Cuando ambos desaparecieron, Jémuzu miró a su abuelo con una sonrisa que dejaba entrever lo mucho que estaba significando para él aquel viaje. Y supo por la sonrisa que le devolvió que lo entendía perfectamente. El hombre mayor se dirigió hacia la rueda de plegaria y la hizo girar en un movimiento natural. Debían continuar por el camino de la derecha y, por primera vez desde que emprendieran aquella peregrinación, estaban solos del todo.
Jémuzu acometió el camino con entusiasmo, impaciente por vivir su propia revelación, dado que estaba claro que éstas les habían servido a los demás para saber qué camino tomar.
Pero ésta no llegó aquel día.
Ni al día siguiente.
Cuando a la mañana del tercer día volvieron a ponerse en marcha, el viento les trajo de nuevo los ruidos de asaltos y combates desde el oeste, lo que le indujo a pensar y a recordar. Agradecía la distancia que los separaba de la invasión, dado que conocía bien el olor del fuego y el sonido de las matanzas. A veces, afortunadamente, se le olvidaba que él era un hijo de la guerra y que hasta hacía unos cuantos años, había sido un simple esclavo. Solía tener dificultades para recordar sucesos anteriores a su época prisionero, pero ocasionalmente le asaltaban retazos de imágenes y sensaciones perturbadoras.

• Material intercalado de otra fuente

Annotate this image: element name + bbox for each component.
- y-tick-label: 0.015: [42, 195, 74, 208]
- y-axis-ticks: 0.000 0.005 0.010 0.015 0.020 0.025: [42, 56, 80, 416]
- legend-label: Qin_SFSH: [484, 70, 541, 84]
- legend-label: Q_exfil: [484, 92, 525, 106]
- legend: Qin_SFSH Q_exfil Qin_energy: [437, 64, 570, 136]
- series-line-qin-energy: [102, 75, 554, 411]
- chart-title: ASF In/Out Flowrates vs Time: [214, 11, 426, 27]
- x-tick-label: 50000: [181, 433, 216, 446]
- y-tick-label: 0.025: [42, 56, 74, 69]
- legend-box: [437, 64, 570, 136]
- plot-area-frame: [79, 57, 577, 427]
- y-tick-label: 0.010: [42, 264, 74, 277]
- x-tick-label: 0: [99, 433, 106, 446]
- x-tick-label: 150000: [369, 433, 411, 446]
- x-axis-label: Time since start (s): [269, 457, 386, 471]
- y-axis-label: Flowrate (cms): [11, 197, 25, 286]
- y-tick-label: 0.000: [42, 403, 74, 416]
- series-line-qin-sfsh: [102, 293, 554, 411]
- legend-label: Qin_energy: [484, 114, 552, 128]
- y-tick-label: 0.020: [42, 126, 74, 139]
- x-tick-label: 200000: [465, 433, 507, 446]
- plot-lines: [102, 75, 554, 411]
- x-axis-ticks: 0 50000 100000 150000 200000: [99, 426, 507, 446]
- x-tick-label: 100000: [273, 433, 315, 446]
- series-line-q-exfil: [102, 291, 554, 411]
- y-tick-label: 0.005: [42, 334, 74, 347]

Aquellos últimos años junto a su abuelo habían sido con diferencia los más plenos y felices de su vida al haberse sentido escuchado, atendido y querido. Jémuzu era de naturaleza inquieta y a veces muy impulsiva, pero su abuelo había sabido inculcarle un objetivo y un método. Mediante la metalurgia y las consecuencias catastróficas de los errores le había instado a ser paciente y metódico. Gracias al interés que suscitaban la pólvora y sus derivados, había conseguido captar su atención y que así aprendiera un oficio que el día de mañana, cuando fuera un maestro herrero como él, le reportaría grandes satisfacciones.